Spain announced an unprecedented plan Saturday to sack Catalonia's separatist leaders, install its own people in their place and call a new local election, using previously untapped constitutional powers to take control of the prosperous region that is threatening to secede.

Catalonia's president responded by making a veiled independence threat, telling lawmakers to come up with a plan to counter Spain's "attempt to wipe out self-government."

Even moderate Catalans were aghast at the scope of the move, greeting Prime Minister Mariano Rajoy's announcement with banging pots and honking cars in the streets of Barcelona, the regional capital.

In a televised address late Saturday, Catalan President Carles Puigdemont called Rajoy's plans to replace him and his cabinet an "attempt to humiliate" Catalonia and an "attack on democracy." He called on the regional parliament to "debate and decide on the attempt to wipe out our self-government and our democracy, and act accordingly."

Puigdemont called Rajoy's move the "the worst attack" on Catalan people and institutions since Gen. Francisco Franco's abolishment of Catalonia's regional government in 1939.

Barcelona mayor Ada Colau, who opposes independence without a valid referendum, called Rajoy's measures "a serious attack" on self-government in Catalonia. Others went further. Catalan parliament speaker Carme Forcadell accused Spain's central authorities of carrying out a coup.

"Mariano Rajoy has announced a de facto coup d'etat with the goal of ousting a democratically elected government," Forcadell said, calling it "an authoritarian blow within a member of the European Union."

After a special Cabinet session to derail Catalonia's independence movement, Rajoy said he wants the country's Senate to allow central ministers to take over the jobs of all senior members of the Catalan government, including control over the regional police, finances and the public media.
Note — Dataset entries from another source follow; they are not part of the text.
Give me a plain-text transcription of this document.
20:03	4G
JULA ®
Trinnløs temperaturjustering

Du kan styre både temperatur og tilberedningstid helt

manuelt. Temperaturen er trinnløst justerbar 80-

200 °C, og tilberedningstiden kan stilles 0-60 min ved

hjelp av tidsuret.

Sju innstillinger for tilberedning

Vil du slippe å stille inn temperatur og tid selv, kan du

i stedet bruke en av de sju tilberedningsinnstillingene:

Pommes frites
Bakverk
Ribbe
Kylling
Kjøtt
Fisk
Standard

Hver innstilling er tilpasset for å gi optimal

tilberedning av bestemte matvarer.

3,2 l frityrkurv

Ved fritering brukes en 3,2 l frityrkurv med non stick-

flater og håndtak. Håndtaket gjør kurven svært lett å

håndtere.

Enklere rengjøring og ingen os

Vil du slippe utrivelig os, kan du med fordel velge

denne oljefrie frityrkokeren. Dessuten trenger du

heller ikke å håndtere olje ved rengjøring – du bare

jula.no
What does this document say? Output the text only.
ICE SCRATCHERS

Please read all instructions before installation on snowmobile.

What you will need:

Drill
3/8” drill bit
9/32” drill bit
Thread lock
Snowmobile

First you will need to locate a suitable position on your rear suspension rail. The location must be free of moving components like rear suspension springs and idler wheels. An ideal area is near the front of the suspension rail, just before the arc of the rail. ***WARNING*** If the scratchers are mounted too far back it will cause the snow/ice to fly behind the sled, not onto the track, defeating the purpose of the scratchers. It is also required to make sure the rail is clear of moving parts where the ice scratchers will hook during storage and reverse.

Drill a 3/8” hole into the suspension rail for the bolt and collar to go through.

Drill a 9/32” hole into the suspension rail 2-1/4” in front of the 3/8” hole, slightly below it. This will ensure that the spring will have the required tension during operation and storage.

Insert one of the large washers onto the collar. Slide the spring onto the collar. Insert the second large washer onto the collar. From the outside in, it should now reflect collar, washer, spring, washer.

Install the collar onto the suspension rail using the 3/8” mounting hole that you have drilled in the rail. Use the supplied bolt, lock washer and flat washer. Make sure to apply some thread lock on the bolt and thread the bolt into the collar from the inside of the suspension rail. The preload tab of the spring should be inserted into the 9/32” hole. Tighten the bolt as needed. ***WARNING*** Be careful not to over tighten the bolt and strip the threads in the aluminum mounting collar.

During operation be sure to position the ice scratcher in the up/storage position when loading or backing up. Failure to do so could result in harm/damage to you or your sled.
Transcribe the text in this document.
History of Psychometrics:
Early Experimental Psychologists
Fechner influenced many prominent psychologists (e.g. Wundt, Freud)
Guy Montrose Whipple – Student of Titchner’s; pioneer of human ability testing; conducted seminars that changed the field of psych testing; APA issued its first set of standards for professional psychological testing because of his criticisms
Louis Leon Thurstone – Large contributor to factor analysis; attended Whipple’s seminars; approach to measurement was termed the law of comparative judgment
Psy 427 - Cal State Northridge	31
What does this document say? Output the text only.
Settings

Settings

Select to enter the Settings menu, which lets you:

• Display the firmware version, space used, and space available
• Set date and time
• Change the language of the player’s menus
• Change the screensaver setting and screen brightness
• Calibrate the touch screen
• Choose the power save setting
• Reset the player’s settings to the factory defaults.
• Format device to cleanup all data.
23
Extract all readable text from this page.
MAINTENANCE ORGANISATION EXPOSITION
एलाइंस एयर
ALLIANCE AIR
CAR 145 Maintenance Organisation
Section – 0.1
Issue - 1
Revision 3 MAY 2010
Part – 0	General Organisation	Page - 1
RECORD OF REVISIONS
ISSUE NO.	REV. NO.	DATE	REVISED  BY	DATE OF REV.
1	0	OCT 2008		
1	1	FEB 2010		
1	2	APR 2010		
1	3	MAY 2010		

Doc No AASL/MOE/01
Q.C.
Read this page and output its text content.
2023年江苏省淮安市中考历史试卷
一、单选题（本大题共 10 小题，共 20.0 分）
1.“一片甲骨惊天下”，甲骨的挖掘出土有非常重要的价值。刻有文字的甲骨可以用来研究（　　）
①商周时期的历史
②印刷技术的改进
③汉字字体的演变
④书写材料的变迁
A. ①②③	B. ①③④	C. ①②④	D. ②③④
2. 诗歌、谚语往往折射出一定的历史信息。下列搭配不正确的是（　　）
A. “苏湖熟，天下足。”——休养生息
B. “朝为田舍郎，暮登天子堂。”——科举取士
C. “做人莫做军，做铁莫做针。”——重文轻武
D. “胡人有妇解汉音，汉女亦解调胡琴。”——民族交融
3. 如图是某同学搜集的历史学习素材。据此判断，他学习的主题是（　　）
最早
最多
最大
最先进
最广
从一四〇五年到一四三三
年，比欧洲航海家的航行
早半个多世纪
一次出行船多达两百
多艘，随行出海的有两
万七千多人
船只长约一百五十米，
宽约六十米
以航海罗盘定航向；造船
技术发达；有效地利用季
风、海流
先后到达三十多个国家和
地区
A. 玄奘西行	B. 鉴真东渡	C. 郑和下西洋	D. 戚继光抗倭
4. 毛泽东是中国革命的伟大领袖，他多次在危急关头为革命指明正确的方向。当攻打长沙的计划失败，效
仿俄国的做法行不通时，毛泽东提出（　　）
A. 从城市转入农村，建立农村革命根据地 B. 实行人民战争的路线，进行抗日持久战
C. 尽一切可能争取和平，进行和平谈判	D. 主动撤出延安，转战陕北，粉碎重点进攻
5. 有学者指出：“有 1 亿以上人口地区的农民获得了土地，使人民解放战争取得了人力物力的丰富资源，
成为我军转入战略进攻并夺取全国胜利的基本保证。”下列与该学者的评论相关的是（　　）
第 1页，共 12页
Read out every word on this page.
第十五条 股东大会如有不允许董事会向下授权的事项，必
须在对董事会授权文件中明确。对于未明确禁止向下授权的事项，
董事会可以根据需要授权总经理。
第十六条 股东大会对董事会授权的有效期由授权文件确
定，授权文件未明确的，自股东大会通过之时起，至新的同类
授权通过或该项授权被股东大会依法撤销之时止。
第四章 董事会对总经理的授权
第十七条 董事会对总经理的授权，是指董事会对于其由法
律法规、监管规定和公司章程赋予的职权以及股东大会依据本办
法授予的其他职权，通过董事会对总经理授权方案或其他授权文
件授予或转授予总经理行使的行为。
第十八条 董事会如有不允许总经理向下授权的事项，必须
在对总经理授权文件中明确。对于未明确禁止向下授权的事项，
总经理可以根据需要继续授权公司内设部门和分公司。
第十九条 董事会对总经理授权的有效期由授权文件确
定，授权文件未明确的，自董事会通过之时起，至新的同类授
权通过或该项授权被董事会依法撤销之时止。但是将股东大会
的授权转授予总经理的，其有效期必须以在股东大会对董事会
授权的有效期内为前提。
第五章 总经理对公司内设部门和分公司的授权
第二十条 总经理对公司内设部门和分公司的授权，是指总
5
Rajoy is also seeking the Senate's approval to assume the power to call a regional election — something that only Catalonia's top leader can do now.

The vice-president of the Senate says a session next Friday will vote on the measures. Conservative senator Pedro Sanz told reporters a special commission of 27 senators will make a first assessment of the measures Tuesday. He said Puigdemont can appeal the moves by appearing before the commission before noon Thursday or by sending an envoy.

Rajoy's ruling Popular Party has an absolute majority in the chamber and is expected to receive wide support from opposition senators for measures to protect Spanish unity.

In response, protesters wrapped in red-and-yellow Catalan flags flooded the streets of central Barcelona on Saturday, holding up signs calling for freedom.

About 450,000 people joined the protest, according to police, although an anti-secession group put the number at 85,000. The demonstration had originally been called to protest the detention of two pro-independence activists who are awaiting possible sedition charges, but it turned into an outcry over Rajoy's takeover move.